SPRINGFIELD — Illinois Statehouse News spoke with lawmakers, a university president and people outside of the state Capitol to go between the lines of Gov. Pat Quinn’s State of the State address.

In 35 minutes, Quinn outlined his agenda for the spring legislative session, referring to investments in higher education and tax breaks designed to employ more veterans for his 2012 jobs agenda.

However, he only briefly referenced Illinois’ crushing pension and Medicaid debt.
 
Higher education
Quinn challenged lawmakers to increase the amount of money available to students from low-income families as part of the Monetary Awards Program, or MAP, Grant program.
“While nearly 150,000 Illinois students received state MAP scholarships last year …, just as many qualified applicants were denied because of a lack of funding,” Quinn said.
In fiscal 2012, the current state budget, Illinois is on pace to spend $420 million. Last year, Illinois spent $390 million.
But the state will need to balance more spending in the MAP program next year with the hundreds of millions of dollars in state aid payments the state owes to colleges and universities.
Glenn Poshard, president of Southern Illinois University in Carbondale, said his school still is waiting for $86 million from the state.
But Poshard is quick to say he’d rather see students get more in MAP grants.
Kelly Kraft, Quinn’s budget spokeswoman, said the governor will deliver more specifics on his plans for the MAP program during his budget speech on Feb. 22.
 
Job creation credits
The governor touted his job creation history: more jobs at Chicago’s Ford automobile manufacturing plant and Belvidere’s Chrysler automobile manufacturing plant, and of course large increases in the number of soybeans shipped overseas.
Ford is spending about $117 million and adding 400 jobs, while Chrysler is adding 400 to 500 workers to build newly designed cars.
Quinn inked a deal with a Chinese company to send 6.6 million bushels of Illinois soybeans to a processing facility in China.
But Quinn said more needs to be done when he presented his Jobs Agenda for 2012, which he said will “grow our economy by helping our employers, our working families and our veterans.”
The jobs agenda includes investments in high-tech infrastructure to build what he calls “gigabyte” communities, investments in education to have a better trained workforce.
The governor also wants a tax credit, worth between $5 million and $10 million annually, to help veterans of the Iraq and Afghanistan wars find work.
Doug Whitley, president of the Illinois Chamber of Commerce, which advocates for businesses statewide, said Illinois already has a $1,200 tax credit for businesses that hire veterans, but it is underused.
Whitley said he doesn’t know why the credit is not more popular, but Quinn’s push to hire veterans may popularize that tax credit.
“We have 100,000 veterans coming home … and Gov.
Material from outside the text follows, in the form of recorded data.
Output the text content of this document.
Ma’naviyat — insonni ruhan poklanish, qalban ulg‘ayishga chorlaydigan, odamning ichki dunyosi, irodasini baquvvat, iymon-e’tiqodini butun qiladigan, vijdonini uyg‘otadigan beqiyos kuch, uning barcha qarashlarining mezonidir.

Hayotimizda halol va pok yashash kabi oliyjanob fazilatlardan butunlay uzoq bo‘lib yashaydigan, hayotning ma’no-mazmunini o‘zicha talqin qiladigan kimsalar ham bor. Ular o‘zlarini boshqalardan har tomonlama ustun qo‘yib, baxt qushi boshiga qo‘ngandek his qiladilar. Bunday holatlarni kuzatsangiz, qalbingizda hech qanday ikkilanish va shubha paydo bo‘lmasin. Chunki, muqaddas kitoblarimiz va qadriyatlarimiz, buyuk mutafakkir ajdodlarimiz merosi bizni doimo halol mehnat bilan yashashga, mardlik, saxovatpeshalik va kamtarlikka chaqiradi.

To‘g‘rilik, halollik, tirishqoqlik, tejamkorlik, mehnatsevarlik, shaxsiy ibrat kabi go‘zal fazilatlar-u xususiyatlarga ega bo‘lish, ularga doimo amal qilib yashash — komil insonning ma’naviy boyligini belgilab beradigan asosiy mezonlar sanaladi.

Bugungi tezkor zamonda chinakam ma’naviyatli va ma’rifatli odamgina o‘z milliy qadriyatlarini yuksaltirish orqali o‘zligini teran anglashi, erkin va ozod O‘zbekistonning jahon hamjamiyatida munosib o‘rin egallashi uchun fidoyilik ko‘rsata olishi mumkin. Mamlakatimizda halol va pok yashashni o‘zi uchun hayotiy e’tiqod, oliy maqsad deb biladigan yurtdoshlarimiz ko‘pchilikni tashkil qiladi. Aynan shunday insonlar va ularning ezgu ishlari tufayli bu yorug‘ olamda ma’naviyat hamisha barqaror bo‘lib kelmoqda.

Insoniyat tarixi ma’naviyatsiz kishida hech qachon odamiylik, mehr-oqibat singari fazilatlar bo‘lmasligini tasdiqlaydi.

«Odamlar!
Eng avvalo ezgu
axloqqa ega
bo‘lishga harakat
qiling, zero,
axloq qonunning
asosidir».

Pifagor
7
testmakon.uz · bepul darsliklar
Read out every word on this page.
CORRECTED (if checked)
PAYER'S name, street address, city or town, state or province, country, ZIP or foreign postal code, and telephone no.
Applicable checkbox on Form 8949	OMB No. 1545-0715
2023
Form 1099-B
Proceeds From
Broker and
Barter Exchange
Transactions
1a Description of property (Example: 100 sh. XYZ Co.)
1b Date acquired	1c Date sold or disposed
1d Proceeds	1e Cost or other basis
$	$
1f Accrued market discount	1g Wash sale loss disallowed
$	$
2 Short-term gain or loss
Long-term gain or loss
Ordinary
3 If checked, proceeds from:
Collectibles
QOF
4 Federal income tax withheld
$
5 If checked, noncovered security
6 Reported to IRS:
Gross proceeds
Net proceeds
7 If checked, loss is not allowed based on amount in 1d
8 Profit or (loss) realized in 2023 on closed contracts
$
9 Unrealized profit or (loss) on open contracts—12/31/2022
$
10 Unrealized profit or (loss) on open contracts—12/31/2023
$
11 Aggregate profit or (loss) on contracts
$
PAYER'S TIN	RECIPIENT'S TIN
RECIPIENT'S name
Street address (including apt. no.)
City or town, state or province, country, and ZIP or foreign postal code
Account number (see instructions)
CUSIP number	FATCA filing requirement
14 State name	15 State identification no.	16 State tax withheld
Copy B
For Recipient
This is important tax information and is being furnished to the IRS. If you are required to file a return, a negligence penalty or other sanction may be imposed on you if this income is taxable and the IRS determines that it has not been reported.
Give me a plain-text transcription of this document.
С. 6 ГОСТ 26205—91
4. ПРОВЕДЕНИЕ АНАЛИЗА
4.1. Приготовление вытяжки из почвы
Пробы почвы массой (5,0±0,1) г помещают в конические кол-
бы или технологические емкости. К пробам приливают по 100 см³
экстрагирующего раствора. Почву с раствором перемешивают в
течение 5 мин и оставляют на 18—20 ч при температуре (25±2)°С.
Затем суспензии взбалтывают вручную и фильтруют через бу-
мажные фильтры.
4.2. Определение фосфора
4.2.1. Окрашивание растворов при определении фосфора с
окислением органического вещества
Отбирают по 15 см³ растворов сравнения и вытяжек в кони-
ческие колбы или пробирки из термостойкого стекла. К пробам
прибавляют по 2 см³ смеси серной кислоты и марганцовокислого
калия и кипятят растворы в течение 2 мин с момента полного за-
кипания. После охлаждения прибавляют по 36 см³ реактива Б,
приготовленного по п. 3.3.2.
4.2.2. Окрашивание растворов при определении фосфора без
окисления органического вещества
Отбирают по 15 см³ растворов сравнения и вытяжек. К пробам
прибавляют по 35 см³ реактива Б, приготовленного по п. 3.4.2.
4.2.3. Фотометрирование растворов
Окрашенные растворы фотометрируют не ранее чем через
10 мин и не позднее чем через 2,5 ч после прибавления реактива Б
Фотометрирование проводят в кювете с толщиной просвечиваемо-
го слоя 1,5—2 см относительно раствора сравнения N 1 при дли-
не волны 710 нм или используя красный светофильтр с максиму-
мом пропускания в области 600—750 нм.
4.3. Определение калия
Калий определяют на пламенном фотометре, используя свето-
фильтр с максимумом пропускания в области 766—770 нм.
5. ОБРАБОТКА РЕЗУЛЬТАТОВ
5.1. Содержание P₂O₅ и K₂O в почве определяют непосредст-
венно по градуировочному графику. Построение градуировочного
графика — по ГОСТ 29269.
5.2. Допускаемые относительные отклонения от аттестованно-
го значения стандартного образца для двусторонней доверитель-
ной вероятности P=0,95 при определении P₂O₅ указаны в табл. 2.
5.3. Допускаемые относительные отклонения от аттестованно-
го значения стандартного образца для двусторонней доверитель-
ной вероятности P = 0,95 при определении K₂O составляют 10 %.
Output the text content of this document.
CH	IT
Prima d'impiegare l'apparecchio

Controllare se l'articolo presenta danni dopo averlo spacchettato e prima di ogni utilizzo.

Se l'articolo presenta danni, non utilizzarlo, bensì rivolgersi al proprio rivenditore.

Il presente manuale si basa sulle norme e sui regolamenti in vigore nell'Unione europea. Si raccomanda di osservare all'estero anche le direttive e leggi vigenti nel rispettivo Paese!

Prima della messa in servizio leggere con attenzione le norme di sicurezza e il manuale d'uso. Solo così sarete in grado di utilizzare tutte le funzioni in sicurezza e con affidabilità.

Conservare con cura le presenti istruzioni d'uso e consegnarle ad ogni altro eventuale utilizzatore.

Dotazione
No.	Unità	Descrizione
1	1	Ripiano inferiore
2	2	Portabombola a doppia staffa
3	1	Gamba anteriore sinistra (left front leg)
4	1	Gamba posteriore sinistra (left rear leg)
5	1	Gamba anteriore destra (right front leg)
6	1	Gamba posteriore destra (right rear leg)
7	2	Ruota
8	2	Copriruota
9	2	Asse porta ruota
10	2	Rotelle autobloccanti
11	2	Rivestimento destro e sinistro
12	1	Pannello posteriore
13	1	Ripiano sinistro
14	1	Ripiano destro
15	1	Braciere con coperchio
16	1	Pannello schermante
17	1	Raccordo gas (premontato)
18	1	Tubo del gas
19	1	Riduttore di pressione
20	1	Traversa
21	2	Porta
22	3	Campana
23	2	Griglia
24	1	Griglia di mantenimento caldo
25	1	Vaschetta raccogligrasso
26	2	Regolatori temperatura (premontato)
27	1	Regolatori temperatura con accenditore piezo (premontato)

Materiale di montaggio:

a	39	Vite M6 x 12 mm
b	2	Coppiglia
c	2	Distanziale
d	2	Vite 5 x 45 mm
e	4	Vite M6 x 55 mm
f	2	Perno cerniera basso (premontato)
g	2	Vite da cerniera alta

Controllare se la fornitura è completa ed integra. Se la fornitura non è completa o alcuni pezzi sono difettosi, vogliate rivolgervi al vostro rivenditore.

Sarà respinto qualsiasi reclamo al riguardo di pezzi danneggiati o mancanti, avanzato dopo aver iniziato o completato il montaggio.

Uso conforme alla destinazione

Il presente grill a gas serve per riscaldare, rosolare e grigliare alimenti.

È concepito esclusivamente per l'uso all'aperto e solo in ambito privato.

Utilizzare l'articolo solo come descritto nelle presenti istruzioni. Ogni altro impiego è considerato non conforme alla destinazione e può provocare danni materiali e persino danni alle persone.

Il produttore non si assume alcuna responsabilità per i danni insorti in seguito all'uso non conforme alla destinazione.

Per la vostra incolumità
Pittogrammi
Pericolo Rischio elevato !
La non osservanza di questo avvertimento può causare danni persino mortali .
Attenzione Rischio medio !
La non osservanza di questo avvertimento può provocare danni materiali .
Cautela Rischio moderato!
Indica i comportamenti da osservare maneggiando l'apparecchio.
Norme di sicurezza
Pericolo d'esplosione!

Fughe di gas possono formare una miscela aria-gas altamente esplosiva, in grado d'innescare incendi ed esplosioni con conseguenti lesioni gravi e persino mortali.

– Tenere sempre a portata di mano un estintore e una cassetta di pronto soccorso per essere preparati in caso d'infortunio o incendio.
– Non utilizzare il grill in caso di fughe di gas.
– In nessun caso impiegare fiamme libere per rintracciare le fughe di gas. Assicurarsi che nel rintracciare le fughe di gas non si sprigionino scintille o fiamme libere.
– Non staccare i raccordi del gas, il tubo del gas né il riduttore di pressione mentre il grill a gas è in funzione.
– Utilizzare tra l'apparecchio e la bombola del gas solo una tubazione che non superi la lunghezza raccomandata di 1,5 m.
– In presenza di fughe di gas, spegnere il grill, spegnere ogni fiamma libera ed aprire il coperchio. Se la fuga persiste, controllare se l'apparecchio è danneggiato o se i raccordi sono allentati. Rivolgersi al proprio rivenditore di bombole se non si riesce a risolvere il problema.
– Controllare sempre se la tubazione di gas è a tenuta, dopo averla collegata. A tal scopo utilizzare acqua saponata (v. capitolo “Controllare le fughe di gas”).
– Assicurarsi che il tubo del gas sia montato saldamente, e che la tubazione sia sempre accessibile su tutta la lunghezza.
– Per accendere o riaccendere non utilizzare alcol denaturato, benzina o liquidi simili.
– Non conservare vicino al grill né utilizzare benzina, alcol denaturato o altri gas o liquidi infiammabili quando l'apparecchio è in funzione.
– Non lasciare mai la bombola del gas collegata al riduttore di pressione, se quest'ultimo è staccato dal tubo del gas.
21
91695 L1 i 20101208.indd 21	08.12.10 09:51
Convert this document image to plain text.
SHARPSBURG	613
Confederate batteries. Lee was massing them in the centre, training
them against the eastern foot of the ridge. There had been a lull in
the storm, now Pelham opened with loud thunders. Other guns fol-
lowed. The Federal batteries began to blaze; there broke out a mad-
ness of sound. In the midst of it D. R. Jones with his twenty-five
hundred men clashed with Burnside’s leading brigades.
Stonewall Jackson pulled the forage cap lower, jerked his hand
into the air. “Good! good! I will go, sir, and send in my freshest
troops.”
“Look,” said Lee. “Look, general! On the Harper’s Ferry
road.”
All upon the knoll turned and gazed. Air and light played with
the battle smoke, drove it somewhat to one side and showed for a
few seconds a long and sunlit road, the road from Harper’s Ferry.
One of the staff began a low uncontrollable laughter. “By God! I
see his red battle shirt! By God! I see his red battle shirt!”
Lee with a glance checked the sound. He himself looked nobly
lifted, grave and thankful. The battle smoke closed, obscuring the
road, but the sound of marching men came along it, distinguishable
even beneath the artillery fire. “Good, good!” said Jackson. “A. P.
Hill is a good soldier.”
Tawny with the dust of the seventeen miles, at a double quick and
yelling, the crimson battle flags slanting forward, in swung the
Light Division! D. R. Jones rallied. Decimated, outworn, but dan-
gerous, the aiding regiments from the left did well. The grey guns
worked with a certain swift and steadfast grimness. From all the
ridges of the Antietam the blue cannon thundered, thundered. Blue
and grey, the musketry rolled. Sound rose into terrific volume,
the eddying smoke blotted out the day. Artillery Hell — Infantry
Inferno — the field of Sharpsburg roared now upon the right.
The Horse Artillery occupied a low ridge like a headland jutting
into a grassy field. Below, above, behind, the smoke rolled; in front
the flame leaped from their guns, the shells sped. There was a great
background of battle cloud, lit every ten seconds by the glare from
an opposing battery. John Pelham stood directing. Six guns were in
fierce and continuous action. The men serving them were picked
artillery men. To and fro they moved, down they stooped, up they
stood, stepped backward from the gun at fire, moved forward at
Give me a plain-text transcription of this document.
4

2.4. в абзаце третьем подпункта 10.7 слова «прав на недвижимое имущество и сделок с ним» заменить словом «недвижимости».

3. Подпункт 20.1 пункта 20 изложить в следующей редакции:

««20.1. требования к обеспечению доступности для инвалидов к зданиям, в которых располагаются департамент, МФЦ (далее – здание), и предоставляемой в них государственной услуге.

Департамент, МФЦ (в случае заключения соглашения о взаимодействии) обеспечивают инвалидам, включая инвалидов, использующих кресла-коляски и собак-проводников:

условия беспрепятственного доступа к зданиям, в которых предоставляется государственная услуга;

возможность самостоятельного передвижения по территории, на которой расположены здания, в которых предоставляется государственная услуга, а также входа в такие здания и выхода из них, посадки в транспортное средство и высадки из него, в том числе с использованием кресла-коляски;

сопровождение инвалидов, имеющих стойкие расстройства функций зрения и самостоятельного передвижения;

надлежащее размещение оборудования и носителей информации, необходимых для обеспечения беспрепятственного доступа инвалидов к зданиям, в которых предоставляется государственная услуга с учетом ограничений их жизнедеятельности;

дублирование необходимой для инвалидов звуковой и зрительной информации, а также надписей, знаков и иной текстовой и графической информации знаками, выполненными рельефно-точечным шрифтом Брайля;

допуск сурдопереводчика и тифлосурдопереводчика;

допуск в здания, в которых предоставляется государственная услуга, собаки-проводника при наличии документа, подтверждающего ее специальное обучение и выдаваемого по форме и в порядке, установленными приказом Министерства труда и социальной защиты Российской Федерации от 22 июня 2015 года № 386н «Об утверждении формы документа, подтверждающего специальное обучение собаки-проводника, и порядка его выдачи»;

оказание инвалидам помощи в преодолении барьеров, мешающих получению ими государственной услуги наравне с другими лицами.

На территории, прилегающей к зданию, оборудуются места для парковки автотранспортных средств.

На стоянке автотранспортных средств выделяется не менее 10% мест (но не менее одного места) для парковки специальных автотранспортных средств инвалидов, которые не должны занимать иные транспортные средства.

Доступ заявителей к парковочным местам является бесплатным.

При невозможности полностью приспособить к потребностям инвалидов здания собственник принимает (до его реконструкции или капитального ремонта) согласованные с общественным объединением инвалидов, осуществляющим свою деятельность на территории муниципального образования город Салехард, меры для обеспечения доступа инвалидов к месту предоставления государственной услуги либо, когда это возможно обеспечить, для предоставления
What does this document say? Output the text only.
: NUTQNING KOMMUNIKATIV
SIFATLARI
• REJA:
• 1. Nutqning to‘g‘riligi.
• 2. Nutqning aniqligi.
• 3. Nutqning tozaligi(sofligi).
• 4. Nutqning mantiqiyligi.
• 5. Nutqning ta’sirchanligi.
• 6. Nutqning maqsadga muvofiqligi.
Quinn is reminding employers that they need to be sensitized to the needs of hiring veterans,” Whitley said. “I think it was a positive element” in the speech.
 
Medicaid and pensions
Illinois two biggest expenses, Medicaid and pensions, were eyed for reform in Quinn’s speech, but he did not elaborate on how that would be accomplished.
“No reform is easy,” Quinn said at the end of his speech. “And reforming our Medicaid and public pension systems will require real political courage.”
Lawmakers blasted the governor for not offering more details.
Kraft said those details will come in three weeks when the governor delivers his budget address.
Wednesday’s “focus was the vision for our state,” Kraft said.
But Kent Redfield, political science professor at University of Illinois at Springfield, was not persuaded.
“It would have been a little more intellectually honest to acknowledge what an overwhelming fiscal crisis the state is facing,” said Redfield. “Even if we really cut down to the core services and increase revenue, we’re still going to have a hard time keeping it together.”
Redfield said that Medicaid spending may be the biggest problem for Illinois this year, adding that Medicaid is “almost insolvable.”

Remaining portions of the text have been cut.